Civil Liberties

The Right Not to be Offended?

Even offensive speech deserves protection


It's a discredit to our national confidence that each time some impolite thought—perceived or otherwise—is uttered, sketched, or typed, a faction of professionally offended Americans engages in a collective hypersensitivity meltdown.

It has been a long-standing custom for opponents to shut down debate by tagging adversaries with some dreadful labels. No one wants to be called a racist, a Commie, or a neocon. It's gotten to the point that the gatekeepers of the news walk so tepidly on the path of least resistance a journalist can't even get a dirty joke in the newspaper.

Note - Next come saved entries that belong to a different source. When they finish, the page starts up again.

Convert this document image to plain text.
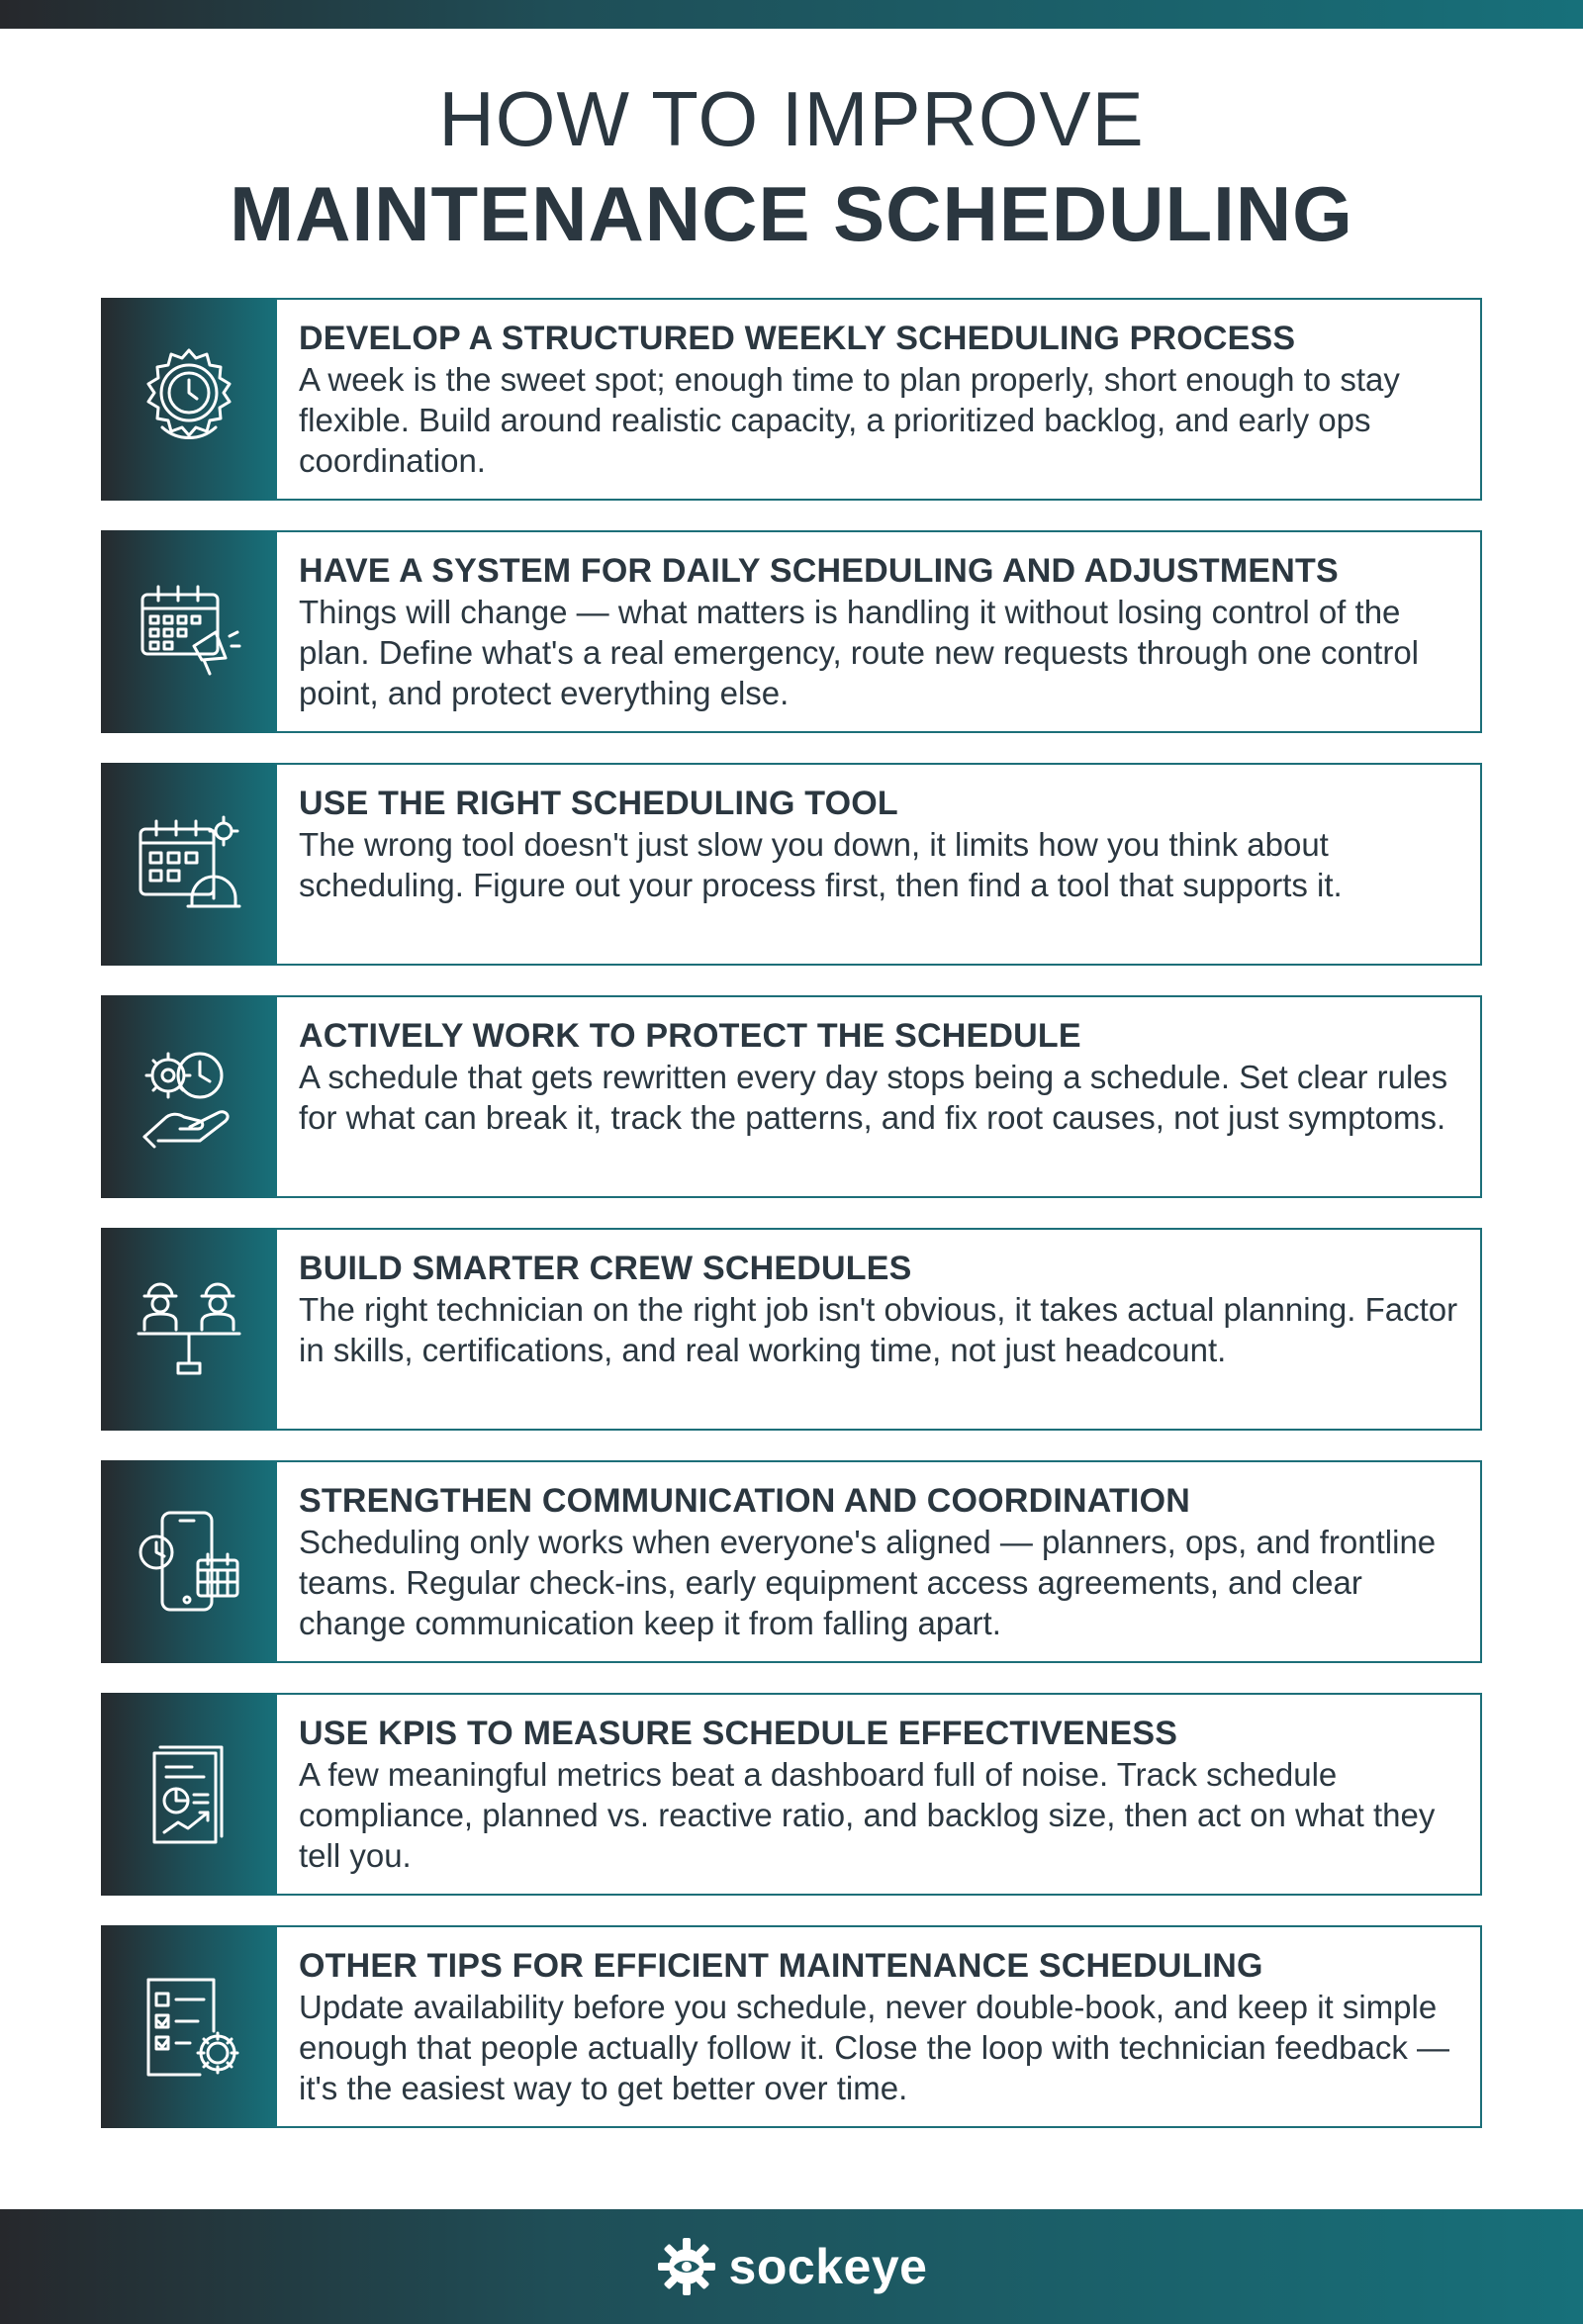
HOW TO IMPROVE
MAINTENANCE SCHEDULING
DEVELOP A STRUCTURED WEEKLY SCHEDULING PROCESS
A week is the sweet spot; enough time to plan properly, short enough to stay flexible. Build around realistic capacity, a prioritized backlog, and early ops coordination.
HAVE A SYSTEM FOR DAILY SCHEDULING AND ADJUSTMENTS
Things will change — what matters is handling it without losing control of the plan. Define what's a real emergency, route new requests through one control point, and protect everything else.
USE THE RIGHT SCHEDULING TOOL
The wrong tool doesn't just slow you down, it limits how you think about scheduling. Figure out your process first, then find a tool that supports it.
ACTIVELY WORK TO PROTECT THE SCHEDULE
A schedule that gets rewritten every day stops being a schedule. Set clear rules for what can break it, track the patterns, and fix root causes, not just symptoms.
BUILD SMARTER CREW SCHEDULES
The right technician on the right job isn't obvious, it takes actual planning. Factor in skills, certifications, and real working time, not just headcount.
STRENGTHEN COMMUNICATION AND COORDINATION
Scheduling only works when everyone's aligned — planners, ops, and frontline teams. Regular check-ins, early equipment access agreements, and clear change communication keep it from falling apart.
USE KPIS TO MEASURE SCHEDULE EFFECTIVENESS
A few meaningful metrics beat a dashboard full of noise. Track schedule compliance, planned vs. reactive ratio, and backlog size, then act on what they tell you.
OTHER TIPS FOR EFFICIENT MAINTENANCE SCHEDULING
Update availability before you schedule, never double-book, and keep it simple enough that people actually follow it. Close the loop with technician feedback — it's the easiest way to get better over time.
sockeye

Attorney General Eric Holder recently claimed that we, as a nation, have been cowards on the topic of race. And maybe he's right. Some Americans are cowards. Other Americans—the ones in the media—worry that Al Sharpton might show up in their doorways and shake down their kids for allowance money.

Sean Delonas, cartooning at the New York Post, recently learned what happens when you inadvertently offend. He equated congressional authors of the so-called stimulus bill with that crazy rampaging chimpanzee (admittedly an unpardonable insult to our simian cousins). But some readers saw Barack Obama. So the situation has erupted into a massively stupid kerfuffle.

Now, I don't doubt that many readers of this admittedly unfortunate cartoon legitimately were offended. So let's, for the sake of argument, concede that the cartoonist is a raging racist. What now?

In protests this week, students at a New York college urged boycotts, began burning newspapers—a hop, skip, and jump from burning books!—and demanded that anyone involved with the cartoon be fired. Fair enough.

But now the Rev. Al has ordered a meeting with the Federal Communications Commission so he—a man who has set off more chaos, loathing, and racism in New York than any cartoonist—can discuss the ownership of the Post. The FCC, according to Sharpton, has acquiesced to meet in Washington.

As an antiquated government entity, the FCC controls the public airwaves and ownership of media companies. What if it meets with Sharpton and then moves against the New York Post's owner?

We largely have avoided the corrosive trend of chilling free speech—though discussions about the "Fairness Doctrine" (and its derivatives), which allows government to dictate what opinions Americans should hear on the public airwaves, remains a hobbyhorse for some lefties.

A media outlet, of course, is under no obligation to print something that gratuitously offends readers, and it would be counterproductive for it to do so. But umbrage often is taken regardless. Should an angry conservative leader have met with the FCC to discuss the future of The Washington Post's ownership when one of the paper's cartoonists depicted an American solider as a suicide bomber a few years ago? Imagine the outrage such a move would have caused.

Recently, Geert Wilders—a Dutch politician who produced the film "Fitna," which asserts that Islam is a threat to enlightened Western values—was refused entry into the United Kingdom because of that nation's policy to "stop those who want to spread extremism, hatred and violent messages."

The British proved Wilders' point about Islam's influence by suppressing free expression. The case of Wilders, who is in the U.S. right now, offers a cautionary lesson.

Feel free to be indignant and hurt. Feel free to boycott and to cast nasty aspersions on the decency of those who offend you. But let's keep government out of it. If we're not careful, the war against offensive speech could morph into a war against free speech.

David Harsanyi is a columnist at The Denver Post and the author of Nanny State.